Malgré le coup de frein causé par la pandémie et les tentatives de récupération commerciales ou politiques de ces démarches citoyennes (le père de Gaspard Forest a protesté contre l’hommage rendu par le maire de Grenoble à son fils), toutes manifestent la volonté de nombreux citoyens de prendre leur destin en main et de s’organiser ensemble, plutôt que de subir. Le ramassage des déchets est le type même d’action positive qui nécessite de s’y mettre à plusieurs sur un territoire précis, si l’on veut éviter le découragement devant l’ampleur de la tâche. Certains ramasseurs trouvent même dans ces chasses une excitation qui ressemble à celle des cueilleurs de champignons, sans plaisir gustatif… ni risque d’empoisonnement. 

Et si l’état d’esprit des nettoyeurs était contagieux ? On peut bien taxer leur démarche de loisirs de riches, ou du moins d’habitants de pays opulents, quand on sait à quel point, dans de nombreux pays pauvres, on jette souvent ses déchets de toutes natures en pleine… nature ! Par la fenêtre, au bord de la route, dans les rivières ou à la mer, sans une once de conscience des conséquences désastreuses de ce genre de pratique.

Et la pollution spatiale ?

Mais pendant ce temps-là, loin au-dessus des quelques fourmis qui s’acharnent à nettoyer leur planète, dix mille tonnes de déchets tournent. Et les milliardaires de l’exploitation commerciale de l’Espace — bien commun de l’humanité — comptent en ajouter beaucoup. Chacun de leur voyage, qu’il soit ou pas d’agrément, vomit des tonnes de CO2 : 4,5 par passager pour les véhicules spatiaux de Virgin galactic, selon certains scientifiques, sans compter les suies issues de la combustion. Richard Branson, Jeff Besos et Elon Musc rivalisent : les deux premiers se sont eux-mêmes « envoyés en l’air » cette année, avec l’idée d’entraîner dans leur orbite des milliers de riches touristes. Branson parle de 400 vols par an ! Quant au troisième, il affiche l’ambition de faire tourner 42.000 satellites d’ici cinq ans ! 

Ramasser ensemble des morceaux de plastique jetés à terre pendant que quelques-uns semblent jouer à polluer l’atmosphère n’a pourtant rien de dérisoire. C’est un acte prophétique qui manifeste notre dignité. 

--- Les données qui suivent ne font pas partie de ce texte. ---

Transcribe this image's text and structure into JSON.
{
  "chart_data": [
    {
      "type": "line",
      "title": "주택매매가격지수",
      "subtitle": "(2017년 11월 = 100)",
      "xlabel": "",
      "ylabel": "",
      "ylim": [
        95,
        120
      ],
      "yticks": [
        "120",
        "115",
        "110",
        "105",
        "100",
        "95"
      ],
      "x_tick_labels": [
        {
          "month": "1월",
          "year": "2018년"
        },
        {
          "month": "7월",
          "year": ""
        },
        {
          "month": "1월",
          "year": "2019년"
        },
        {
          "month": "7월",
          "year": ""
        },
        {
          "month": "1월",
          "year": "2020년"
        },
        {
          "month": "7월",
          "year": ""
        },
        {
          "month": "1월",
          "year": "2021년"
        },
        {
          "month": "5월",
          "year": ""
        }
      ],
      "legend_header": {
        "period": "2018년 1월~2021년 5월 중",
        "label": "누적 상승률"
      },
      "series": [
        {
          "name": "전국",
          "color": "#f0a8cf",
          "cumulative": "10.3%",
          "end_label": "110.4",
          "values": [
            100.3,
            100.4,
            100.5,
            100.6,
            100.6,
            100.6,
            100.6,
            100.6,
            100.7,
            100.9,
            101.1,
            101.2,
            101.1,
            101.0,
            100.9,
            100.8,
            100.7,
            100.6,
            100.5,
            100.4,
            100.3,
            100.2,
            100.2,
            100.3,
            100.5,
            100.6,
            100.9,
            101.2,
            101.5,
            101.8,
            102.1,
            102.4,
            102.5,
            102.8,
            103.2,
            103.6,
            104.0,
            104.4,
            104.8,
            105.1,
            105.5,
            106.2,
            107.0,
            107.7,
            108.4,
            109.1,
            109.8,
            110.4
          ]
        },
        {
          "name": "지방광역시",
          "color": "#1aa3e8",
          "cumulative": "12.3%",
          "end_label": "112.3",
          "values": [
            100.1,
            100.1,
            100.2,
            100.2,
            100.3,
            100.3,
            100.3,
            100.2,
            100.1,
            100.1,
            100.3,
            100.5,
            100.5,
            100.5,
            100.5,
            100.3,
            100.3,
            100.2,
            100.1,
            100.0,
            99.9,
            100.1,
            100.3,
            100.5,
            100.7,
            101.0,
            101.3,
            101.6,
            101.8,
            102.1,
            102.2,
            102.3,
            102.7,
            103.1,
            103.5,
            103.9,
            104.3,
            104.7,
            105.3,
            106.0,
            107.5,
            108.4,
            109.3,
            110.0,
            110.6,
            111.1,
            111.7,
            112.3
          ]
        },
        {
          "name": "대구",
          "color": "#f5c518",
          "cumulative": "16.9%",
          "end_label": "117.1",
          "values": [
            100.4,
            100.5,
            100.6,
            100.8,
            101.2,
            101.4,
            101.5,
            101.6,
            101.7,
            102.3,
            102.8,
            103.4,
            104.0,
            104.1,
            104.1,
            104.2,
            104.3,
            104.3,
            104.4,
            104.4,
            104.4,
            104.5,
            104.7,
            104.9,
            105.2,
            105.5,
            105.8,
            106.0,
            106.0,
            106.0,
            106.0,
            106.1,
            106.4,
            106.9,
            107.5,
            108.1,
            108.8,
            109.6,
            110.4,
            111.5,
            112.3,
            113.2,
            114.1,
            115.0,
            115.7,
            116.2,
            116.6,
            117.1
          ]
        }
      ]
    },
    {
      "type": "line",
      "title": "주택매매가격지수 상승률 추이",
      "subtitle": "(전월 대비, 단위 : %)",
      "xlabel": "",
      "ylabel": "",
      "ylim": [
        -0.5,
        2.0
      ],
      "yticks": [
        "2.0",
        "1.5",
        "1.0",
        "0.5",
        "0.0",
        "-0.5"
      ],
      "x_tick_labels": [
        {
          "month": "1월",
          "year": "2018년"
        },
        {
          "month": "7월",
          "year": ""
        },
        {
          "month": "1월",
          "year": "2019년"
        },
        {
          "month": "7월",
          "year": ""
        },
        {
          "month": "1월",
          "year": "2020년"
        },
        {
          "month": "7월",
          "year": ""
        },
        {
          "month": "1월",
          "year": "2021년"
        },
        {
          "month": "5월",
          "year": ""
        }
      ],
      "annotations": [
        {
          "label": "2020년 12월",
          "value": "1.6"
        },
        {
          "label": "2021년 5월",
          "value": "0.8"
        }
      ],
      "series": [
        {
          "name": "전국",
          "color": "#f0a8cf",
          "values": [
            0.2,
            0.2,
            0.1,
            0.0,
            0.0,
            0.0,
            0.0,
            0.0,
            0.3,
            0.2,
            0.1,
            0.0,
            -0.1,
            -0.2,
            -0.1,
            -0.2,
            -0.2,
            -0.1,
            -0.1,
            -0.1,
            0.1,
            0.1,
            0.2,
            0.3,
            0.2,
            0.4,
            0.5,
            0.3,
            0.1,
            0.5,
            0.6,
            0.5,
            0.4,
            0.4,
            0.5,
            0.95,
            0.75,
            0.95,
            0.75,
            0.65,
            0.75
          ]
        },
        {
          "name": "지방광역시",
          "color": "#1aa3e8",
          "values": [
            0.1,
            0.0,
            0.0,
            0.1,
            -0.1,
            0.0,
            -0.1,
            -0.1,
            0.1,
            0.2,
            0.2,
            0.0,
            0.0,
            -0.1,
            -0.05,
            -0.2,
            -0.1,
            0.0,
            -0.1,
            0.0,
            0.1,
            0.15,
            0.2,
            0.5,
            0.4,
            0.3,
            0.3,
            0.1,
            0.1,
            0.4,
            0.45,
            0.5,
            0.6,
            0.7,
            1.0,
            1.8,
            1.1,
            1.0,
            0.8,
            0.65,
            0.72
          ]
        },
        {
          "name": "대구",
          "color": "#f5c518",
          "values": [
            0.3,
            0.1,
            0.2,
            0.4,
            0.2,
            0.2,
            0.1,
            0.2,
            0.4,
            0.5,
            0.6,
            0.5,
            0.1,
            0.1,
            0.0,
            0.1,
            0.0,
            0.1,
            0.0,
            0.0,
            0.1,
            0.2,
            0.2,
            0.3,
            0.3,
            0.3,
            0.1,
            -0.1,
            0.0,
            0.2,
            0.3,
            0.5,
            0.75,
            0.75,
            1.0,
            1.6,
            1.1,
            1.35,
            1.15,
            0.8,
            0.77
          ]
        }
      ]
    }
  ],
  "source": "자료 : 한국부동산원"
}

Constatant le risque d’abîmer notre ciel de façon irrémédiable, l’appel « Net Zero Space » tire la sonnette d’alarme. Soutenu notamment par le CNES et Arianespace, ses auteurs notent que « si les activités spatiales continuent de se développer à ce rythme sans actions claires, l’humanité risque d’obstruer définitivement la voie de l’ultime frontière ». L’alerte est un pied de nez aux milliardaires qui estiment que l’humanité devra déménager de la terre pour en faire une réserve de biodiversité… Mais des États donnent aussi des exemples d’irresponsabilité. La destruction surprise, par un missile russe, d’un satellite obsolète, Cosmos 1408, en pulvérisant dans l’espace des milliers de nouveaux débris, vient de relancer le débat sur la pollution spatiale.

Ramasser ensemble des morceaux de plastique jetés à terre pendant que quelques-uns semblent jouer à polluer l’atmosphère n’a pourtant rien de dérisoire. C’est un acte prophétique qui manifeste notre dignité. Certes, cela ne suffira pas. Et, comme souvent, la technique exige davantage de technique : pour dépolluer le ciel, on prévoit déjà le lancement de satellites nettoyeurs, équipés de filets spéciaux et de dispositifs « d’adhérence sèche » qu’impose le vide sidéral. On les imagine munis de microfilaments de silicium, inspirés des doigts extraordinairement adhésifs d’une famille de lézards : les geckos. La science est toujours tributaire de Dame nature. Mais la responsabilité de dépolluer n’appartient qu’à l’humanité.